Technical Training Course Labour Statistics and Labour Market Information and Analysis in the Pacific

A first for the Pacific technical training on LMIA in the Pacific.

Press release | Noumea, New Caledonia | 29 November 2011

Noumea, New Caledonia, 29 November, 2011. A first for the Pacific technical training on Labour Statistics and Labour Market Information & Analysis (LMIA) in the Pacific was opened yesterday (28/11/11) by the Deputy Secretary General of the Secretariat of the Pacific Community (SPC), Mr Richard Mann and ILO Director for the Pacific Island Countries, Mr David Lamotte. Targeting national staff from the Ministry of Labour, National Statistics Office and Provident Fund, this ILO-SPC collaboration brings together participants from 9 ILO member States: Fiji, Kiribati, Samoa, Papua New Guinea, Solomon Islands, Tuvalu, Republic of Marshall Islands, Vanuatu and Timor Leste.

The course is tailor-made for the Pacific on labour statistics and LMIA, and was developed by the ILO Department of Statistics with the support of ILO Offices in Bangkok and Suva, in close consultation with SPC’s Statistics for Development Programme. It’s development is based on a capacity-building needs assessment and is a outputs-oriented, participatory workshop that combines theoretical presentations, and group and country-specific practical work. International and national specialists, other experts and practitioners will lead the presentations and group practical exercises involving on-going country-level questionnaire design work and data analysis of survey results, which participants have brought to the training course.

In opening the training, the Deputy Director General for SPC, Mr. Richard Mann, highlighted the strong political recognition across the region of the importance of quality and timely statistical data and information to guide evidence-based decision making, making reference to the recent adoption by Pacific Island Leaders of the Port Vila Declaration on Accelerating Progress on the Achievement of the Millennium Development Goals (2010), the Cairns Compact on Strengthening Development Coordination in the Pacific, and SPC’s development of the Ten Year Pacific Statistics Strategy, 2011-2020. He emphasized that “labour statistics and LMIA are important components of a core set of development statistics and indicators for Pacific Island Countries and of the National Minimum Development Indicator database being developed by SPC”, looking at this workshop “as a first of hopefully other collaborative future activities between ILO and SPC”.

The course is designed to run for five days to training technical staff in PICs from National Statistical Offices and Ministries of Labour and National Provident Funds’ statistical units, who are the principal data producers and data analysts of labour statistics and labour market information in order to to promote a sound understanding of the need for underlying labour statistics concepts and the need for meaningful producer-user links to build strong LMIA system.

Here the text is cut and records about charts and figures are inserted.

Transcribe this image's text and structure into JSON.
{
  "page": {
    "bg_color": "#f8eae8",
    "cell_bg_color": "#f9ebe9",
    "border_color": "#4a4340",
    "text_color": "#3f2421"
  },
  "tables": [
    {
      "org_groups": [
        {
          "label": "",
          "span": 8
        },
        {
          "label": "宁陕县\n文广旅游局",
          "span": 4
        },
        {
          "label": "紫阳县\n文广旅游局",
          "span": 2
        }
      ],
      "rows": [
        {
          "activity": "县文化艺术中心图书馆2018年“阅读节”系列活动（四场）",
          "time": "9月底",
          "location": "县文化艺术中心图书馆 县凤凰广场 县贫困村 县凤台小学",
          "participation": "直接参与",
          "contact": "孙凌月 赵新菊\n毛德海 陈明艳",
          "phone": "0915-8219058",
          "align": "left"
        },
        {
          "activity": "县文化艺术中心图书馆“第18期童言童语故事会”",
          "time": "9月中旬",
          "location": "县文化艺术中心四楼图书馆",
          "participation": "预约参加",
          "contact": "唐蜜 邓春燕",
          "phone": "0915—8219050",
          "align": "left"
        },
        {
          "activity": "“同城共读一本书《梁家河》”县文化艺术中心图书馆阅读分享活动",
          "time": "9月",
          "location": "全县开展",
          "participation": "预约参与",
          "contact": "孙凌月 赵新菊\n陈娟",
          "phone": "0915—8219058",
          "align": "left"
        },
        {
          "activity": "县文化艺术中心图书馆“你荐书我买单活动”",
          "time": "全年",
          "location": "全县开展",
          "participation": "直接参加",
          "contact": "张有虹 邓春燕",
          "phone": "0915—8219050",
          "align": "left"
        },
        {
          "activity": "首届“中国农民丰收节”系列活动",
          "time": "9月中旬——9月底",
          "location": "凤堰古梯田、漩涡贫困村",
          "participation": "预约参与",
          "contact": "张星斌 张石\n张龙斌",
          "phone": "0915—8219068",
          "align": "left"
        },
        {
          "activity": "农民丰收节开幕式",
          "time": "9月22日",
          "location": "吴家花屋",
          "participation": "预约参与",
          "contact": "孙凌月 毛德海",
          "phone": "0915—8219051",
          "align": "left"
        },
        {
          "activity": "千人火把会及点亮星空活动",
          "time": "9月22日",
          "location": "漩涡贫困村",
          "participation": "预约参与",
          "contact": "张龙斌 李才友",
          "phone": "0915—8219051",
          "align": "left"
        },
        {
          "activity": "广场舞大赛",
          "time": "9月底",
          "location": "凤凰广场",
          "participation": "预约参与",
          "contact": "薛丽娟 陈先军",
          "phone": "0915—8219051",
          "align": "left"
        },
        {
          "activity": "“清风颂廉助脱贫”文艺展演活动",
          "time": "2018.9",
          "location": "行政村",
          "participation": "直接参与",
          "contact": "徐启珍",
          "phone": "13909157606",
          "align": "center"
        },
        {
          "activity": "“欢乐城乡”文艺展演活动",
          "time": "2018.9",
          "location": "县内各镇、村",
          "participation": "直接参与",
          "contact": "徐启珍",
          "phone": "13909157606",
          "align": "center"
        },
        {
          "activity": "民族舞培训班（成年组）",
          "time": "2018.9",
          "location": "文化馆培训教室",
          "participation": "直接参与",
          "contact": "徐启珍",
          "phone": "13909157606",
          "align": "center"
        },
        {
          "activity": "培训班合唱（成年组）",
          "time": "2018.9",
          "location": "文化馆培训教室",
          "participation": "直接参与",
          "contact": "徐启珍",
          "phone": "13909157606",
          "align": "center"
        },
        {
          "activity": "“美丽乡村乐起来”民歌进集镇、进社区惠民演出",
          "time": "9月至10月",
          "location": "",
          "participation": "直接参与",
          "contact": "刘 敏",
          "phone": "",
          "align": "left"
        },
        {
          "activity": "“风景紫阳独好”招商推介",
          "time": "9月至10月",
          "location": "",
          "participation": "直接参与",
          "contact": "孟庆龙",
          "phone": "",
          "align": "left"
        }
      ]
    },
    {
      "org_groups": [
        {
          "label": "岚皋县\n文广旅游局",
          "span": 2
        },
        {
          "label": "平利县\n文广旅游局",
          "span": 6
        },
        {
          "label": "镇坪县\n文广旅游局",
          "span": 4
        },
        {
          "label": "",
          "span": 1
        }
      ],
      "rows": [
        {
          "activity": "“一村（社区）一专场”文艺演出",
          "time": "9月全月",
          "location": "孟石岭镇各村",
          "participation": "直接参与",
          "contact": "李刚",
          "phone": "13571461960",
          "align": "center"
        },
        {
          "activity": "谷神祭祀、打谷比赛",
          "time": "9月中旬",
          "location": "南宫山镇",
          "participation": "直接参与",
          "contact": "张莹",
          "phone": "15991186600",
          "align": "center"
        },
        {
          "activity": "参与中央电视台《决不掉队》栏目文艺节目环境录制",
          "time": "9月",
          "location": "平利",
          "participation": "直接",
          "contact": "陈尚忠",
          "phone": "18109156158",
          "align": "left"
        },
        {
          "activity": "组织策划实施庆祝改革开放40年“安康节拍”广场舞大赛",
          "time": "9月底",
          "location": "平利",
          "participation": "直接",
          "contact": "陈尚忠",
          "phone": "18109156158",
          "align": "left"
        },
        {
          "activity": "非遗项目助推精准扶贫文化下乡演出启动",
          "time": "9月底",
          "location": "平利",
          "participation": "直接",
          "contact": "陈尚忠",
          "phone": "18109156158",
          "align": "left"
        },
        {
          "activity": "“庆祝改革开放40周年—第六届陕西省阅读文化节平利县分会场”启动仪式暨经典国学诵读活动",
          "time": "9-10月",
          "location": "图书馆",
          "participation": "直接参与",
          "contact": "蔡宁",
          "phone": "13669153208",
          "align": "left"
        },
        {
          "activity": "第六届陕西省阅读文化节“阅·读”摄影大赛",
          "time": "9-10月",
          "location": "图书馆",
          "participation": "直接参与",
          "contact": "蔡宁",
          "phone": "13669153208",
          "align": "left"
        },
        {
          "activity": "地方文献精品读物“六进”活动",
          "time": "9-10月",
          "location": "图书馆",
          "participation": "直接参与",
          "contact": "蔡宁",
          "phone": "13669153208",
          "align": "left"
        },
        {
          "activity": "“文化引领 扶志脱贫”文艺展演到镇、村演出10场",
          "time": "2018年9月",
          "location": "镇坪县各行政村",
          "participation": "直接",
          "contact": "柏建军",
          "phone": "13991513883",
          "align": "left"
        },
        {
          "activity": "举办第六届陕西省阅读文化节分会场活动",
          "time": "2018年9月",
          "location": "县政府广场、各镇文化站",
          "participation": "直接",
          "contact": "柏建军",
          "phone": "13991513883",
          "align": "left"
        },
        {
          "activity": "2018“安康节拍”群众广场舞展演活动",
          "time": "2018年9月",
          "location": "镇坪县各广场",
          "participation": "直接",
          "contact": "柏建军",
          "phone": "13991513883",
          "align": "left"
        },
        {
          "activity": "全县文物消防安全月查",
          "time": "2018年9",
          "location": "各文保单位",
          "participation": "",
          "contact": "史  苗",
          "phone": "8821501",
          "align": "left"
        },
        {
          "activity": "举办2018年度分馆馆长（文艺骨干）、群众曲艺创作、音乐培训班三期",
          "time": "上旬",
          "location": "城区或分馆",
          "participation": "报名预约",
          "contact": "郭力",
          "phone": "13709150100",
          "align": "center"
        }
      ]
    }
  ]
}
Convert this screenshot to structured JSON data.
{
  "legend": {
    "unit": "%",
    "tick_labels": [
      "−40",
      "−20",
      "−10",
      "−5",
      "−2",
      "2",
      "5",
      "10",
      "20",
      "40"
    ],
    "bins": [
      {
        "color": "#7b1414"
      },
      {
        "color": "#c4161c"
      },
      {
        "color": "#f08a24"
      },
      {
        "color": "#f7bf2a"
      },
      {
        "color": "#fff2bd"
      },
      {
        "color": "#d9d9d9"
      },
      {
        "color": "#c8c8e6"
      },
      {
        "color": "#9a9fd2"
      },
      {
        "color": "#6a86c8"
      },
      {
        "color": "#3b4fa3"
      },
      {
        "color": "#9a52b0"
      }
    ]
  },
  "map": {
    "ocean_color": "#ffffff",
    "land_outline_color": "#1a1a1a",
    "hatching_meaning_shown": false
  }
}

The ILO Director for the Pacific Island Countries, Mr David Lamotte highlighted the need for consistent, timely and reliable statistics to ensure informed and evidence based policy making. In addition he mentioned that, Improved Labour Market Information & Analysis is being requested by our national leaders senior policy makers and the partnership between SPC and ILO, as evident by this technical training, will help countries meet these challenges.

The ultimate objective of this technical training course is to improve the quality and impact of policies and programmes aimed at employment, training and the labour market for poverty reduction and decent work, through the better understanding and use of labour market information and analysis and labour statistics overall. This course endeavours to increase the capacity of relevant stakeholders to collect, analyse and interpret labour market information and statistics in order to contribute to, and to help achieve, strengthened national and regional labour market information and analysis systems.